Today brings a little break from smelling and is instead about tasting.
My city has a holiday tradition that involves drinking. I know, I know, this sounds divine, and truly, it is. I mean… how can you not love required imbibing?
Because I like to shroud my location in mystery, I shall name neither city nor establishment, but local readers will know exactly what I’m talking about. There’s a local Place that makes up batches of Tom & Jerrys around the holidays, and I’ve heard you have to turn in your residency card if you don’t go for at least one. This may or may not be true. Regardless, this Place is absolutely packed for all of December because of the Tom & Jerry tradition.
Now, because I’m not from these parts, I had no idea what a Tom & Jerry was my first year. I’ve heard of Hot Toddies, Hot Buttered Rum, Mulled Wine… you know, the usual winter beverages. But Tom & Jerry? My only reference was the cartoon in which a cat and mouse pummeled the crap out of each other.
And since I understand that not everyone reading knows what they are either, I bring you the recipe, according to Esquire:
TOM & JERRY
1 cup sugar
1 bottle brandy
Pinch of ground allspice
Pinch of ground cinnamon
Pinch of ground cloves
1 bottle dark rum
Glass Type: mug
Separate the eggs. Beat the whites until they form a stiff froth, and the yolks — to which you have added the sugar — “until they are as thin as water,” as the professor advises, gradually adding 4 ounces brandy (spiceaholics will also add a pinch each of ground allspice, cinnamon, and cloves). Fold the whites into the yolks. When ready to serve, give it another stir and then put 1 tablespoon of this batter in a small mug or tumbler.
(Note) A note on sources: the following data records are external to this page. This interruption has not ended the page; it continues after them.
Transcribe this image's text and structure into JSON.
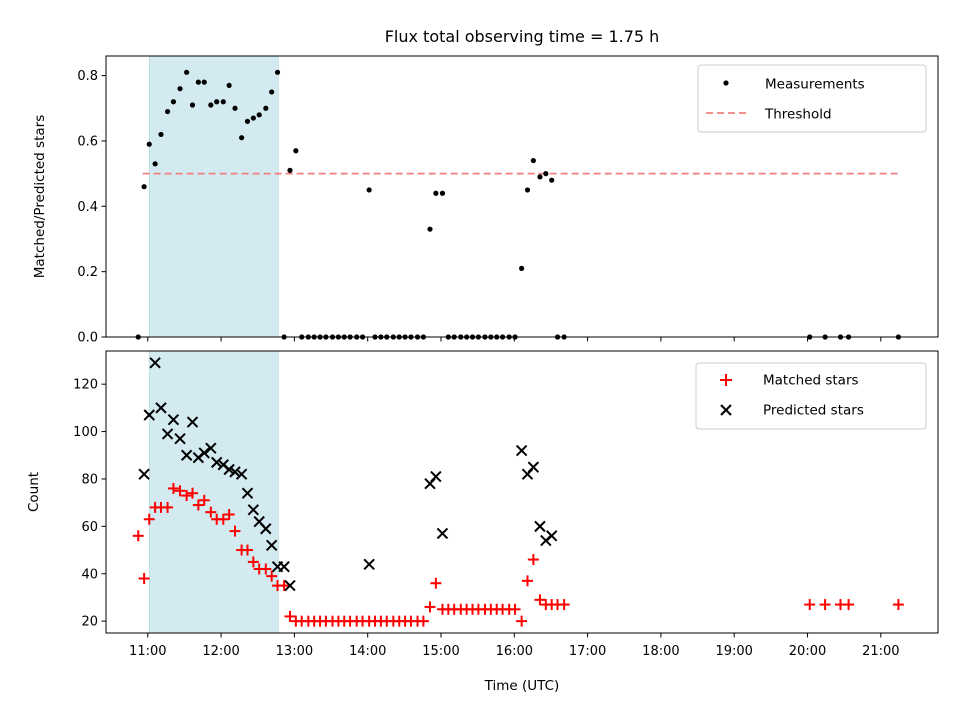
{
  "chart_data": [
    {
      "type": "scatter",
      "title": "Flux total observing time = 1.75 h",
      "ylabel": "Matched/Predicted stars",
      "xlabel": "",
      "xlim": [
        10.43,
        21.78
      ],
      "ylim": [
        0,
        0.86
      ],
      "yticks": [
        0.0,
        0.2,
        0.4,
        0.6,
        0.8
      ],
      "ytick_labels": [
        "0.0",
        "0.2",
        "0.4",
        "0.6",
        "0.8"
      ],
      "shaded_interval": [
        11.02,
        12.78
      ],
      "shade_color": "#d3eaf0",
      "legend_position": "top-right",
      "legend": [
        "Measurements",
        "Threshold"
      ],
      "threshold": {
        "name": "Threshold",
        "y": 0.5,
        "x_range": [
          10.93,
          21.25
        ],
        "color": "#f08080"
      },
      "series": [
        {
          "name": "Measurements",
          "color": "#000000",
          "x": [
            10.87,
            10.95,
            11.02,
            11.1,
            11.18,
            11.27,
            11.35,
            11.44,
            11.53,
            11.61,
            11.69,
            11.77,
            11.86,
            11.94,
            12.03,
            12.11,
            12.19,
            12.28,
            12.36,
            12.44,
            12.52,
            12.61,
            12.69,
            12.77,
            12.86,
            12.94,
            13.02,
            13.1,
            13.19,
            13.27,
            13.35,
            13.43,
            13.52,
            13.6,
            13.68,
            13.76,
            13.85,
            13.93,
            14.02,
            14.1,
            14.18,
            14.26,
            14.35,
            14.43,
            14.51,
            14.59,
            14.68,
            14.76,
            14.85,
            14.93,
            15.02,
            15.1,
            15.18,
            15.27,
            15.35,
            15.43,
            15.51,
            15.6,
            15.68,
            15.76,
            15.84,
            15.93,
            16.01,
            16.1,
            16.18,
            16.26,
            16.35,
            16.43,
            16.51,
            16.59,
            16.68,
            20.03,
            20.24,
            20.45,
            20.56,
            21.24
          ],
          "y": [
            0.0,
            0.46,
            0.59,
            0.53,
            0.62,
            0.69,
            0.72,
            0.76,
            0.81,
            0.71,
            0.78,
            0.78,
            0.71,
            0.72,
            0.72,
            0.77,
            0.7,
            0.61,
            0.66,
            0.67,
            0.68,
            0.7,
            0.75,
            0.81,
            0.0,
            0.51,
            0.57,
            0.0,
            0.0,
            0.0,
            0.0,
            0.0,
            0.0,
            0.0,
            0.0,
            0.0,
            0.0,
            0.0,
            0.45,
            0.0,
            0.0,
            0.0,
            0.0,
            0.0,
            0.0,
            0.0,
            0.0,
            0.0,
            0.33,
            0.44,
            0.44,
            0.0,
            0.0,
            0.0,
            0.0,
            0.0,
            0.0,
            0.0,
            0.0,
            0.0,
            0.0,
            0.0,
            0.0,
            0.21,
            0.45,
            0.54,
            0.49,
            0.5,
            0.48,
            0.0,
            0.0,
            0.0,
            0.0,
            0.0,
            0.0,
            0.0
          ]
        }
      ]
    },
    {
      "type": "scatter",
      "title": "",
      "ylabel": "Count",
      "xlabel": "Time (UTC)",
      "xlim": [
        10.43,
        21.78
      ],
      "ylim": [
        15,
        134
      ],
      "yticks": [
        20,
        40,
        60,
        80,
        100,
        120
      ],
      "ytick_labels": [
        "20",
        "40",
        "60",
        "80",
        "100",
        "120"
      ],
      "xticks": [
        11,
        12,
        13,
        14,
        15,
        16,
        17,
        18,
        19,
        20,
        21
      ],
      "xtick_labels": [
        "11:00",
        "12:00",
        "13:00",
        "14:00",
        "15:00",
        "16:00",
        "17:00",
        "18:00",
        "19:00",
        "20:00",
        "21:00"
      ],
      "shaded_interval": [
        11.02,
        12.78
      ],
      "shade_color": "#d3eaf0",
      "legend_position": "top-right",
      "legend": [
        "Matched stars",
        "Predicted stars"
      ],
      "series": [
        {
          "name": "Matched stars",
          "marker": "+",
          "color": "#ff0000",
          "x": [
            10.87,
            10.95,
            11.02,
            11.1,
            11.18,
            11.27,
            11.35,
            11.44,
            11.53,
            11.61,
            11.69,
            11.77,
            11.86,
            11.94,
            12.03,
            12.11,
            12.19,
            12.28,
            12.36,
            12.44,
            12.52,
            12.61,
            12.69,
            12.77,
            12.86,
            12.94,
            13.02,
            13.1,
            13.19,
            13.27,
            13.35,
            13.43,
            13.52,
            13.6,
            13.68,
            13.76,
            13.85,
            13.93,
            14.02,
            14.1,
            14.18,
            14.26,
            14.35,
            14.43,
            14.51,
            14.59,
            14.68,
            14.76,
            14.85,
            14.93,
            15.02,
            15.1,
            15.18,
            15.27,
            15.35,
            15.43,
            15.51,
            15.6,
            15.68,
            15.76,
            15.84,
            15.93,
            16.01,
            16.1,
            16.18,
            16.26,
            16.35,
            16.43,
            16.51,
            16.59,
            16.68,
            20.03,
            20.24,
            20.45,
            20.56,
            21.24
          ],
          "y": [
            56,
            38,
            63,
            68,
            68,
            68,
            76,
            75,
            73,
            74,
            69,
            71,
            66,
            63,
            63,
            65,
            58,
            50,
            50,
            45,
            42,
            42,
            39,
            35,
            35,
            22,
            20,
            20,
            20,
            20,
            20,
            20,
            20,
            20,
            20,
            20,
            20,
            20,
            20,
            20,
            20,
            20,
            20,
            20,
            20,
            20,
            20,
            20,
            26,
            36,
            25,
            25,
            25,
            25,
            25,
            25,
            25,
            25,
            25,
            25,
            25,
            25,
            25,
            20,
            37,
            46,
            29,
            27,
            27,
            27,
            27,
            27,
            27,
            27,
            27,
            27
          ]
        },
        {
          "name": "Predicted stars",
          "marker": "x",
          "color": "#000000",
          "x": [
            10.95,
            11.02,
            11.1,
            11.18,
            11.27,
            11.35,
            11.44,
            11.53,
            11.61,
            11.69,
            11.77,
            11.86,
            11.94,
            12.03,
            12.11,
            12.19,
            12.28,
            12.36,
            12.44,
            12.52,
            12.61,
            12.69,
            12.77,
            12.86,
            12.94,
            14.02,
            14.85,
            14.93,
            15.02,
            16.1,
            16.18,
            16.26,
            16.35,
            16.43,
            16.51
          ],
          "y": [
            82,
            107,
            129,
            110,
            99,
            105,
            97,
            90,
            104,
            89,
            91,
            93,
            87,
            86,
            84,
            83,
            82,
            74,
            67,
            62,
            59,
            52,
            43,
            43,
            35,
            44,
            78,
            81,
            57,
            92,
            82,
            85,
            60,
            54,
            56
          ]
        }
      ]
    }
  ]
}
Now add 1 ounce brandy (although some die-hard Dixiecrats prefer bourbon) and 1 ounce Jamaican rum, stirring constantly to avoid curdling. Fill to the top with hot milk and stir until you get foam. Sprinkle a little grated nutmeg on top. This one may require practice and a certain amount of fiddling, but it’s well worth the effort. Note: Some people find the milk too rich and filling, so they use half hot milk, half boiling water.
I have no idea if that’s the same as what’s served ’round here, but my god! That seems like a lot of work! I’m more about cocktails that involve putting something in something else and being done with it.
So, I went to said establishment last night for a holiday mug of cheer. Tom & Jerrys are quite sweet and rich, so really one is more than enough. I had the misfortune of learning that the most one person has ever consumed in one visit is eleven. ELEVEN. I’m sick just thinking about that.
The key to the T&J kitsch is, of course, the mug in which it’s served. They should be throw-backs and read “TOM AND JERRY” on them in some old timey font. The froth should be viscous and stick to the rim (and your fingers, because it seems to get everywhere.)
Enjoy! And please do remember that I never once said Tom & Jerrys are good. The name makes sense if you link it to the cartoon: you will feel like someone smacked you with a frying pan. Happy holidays!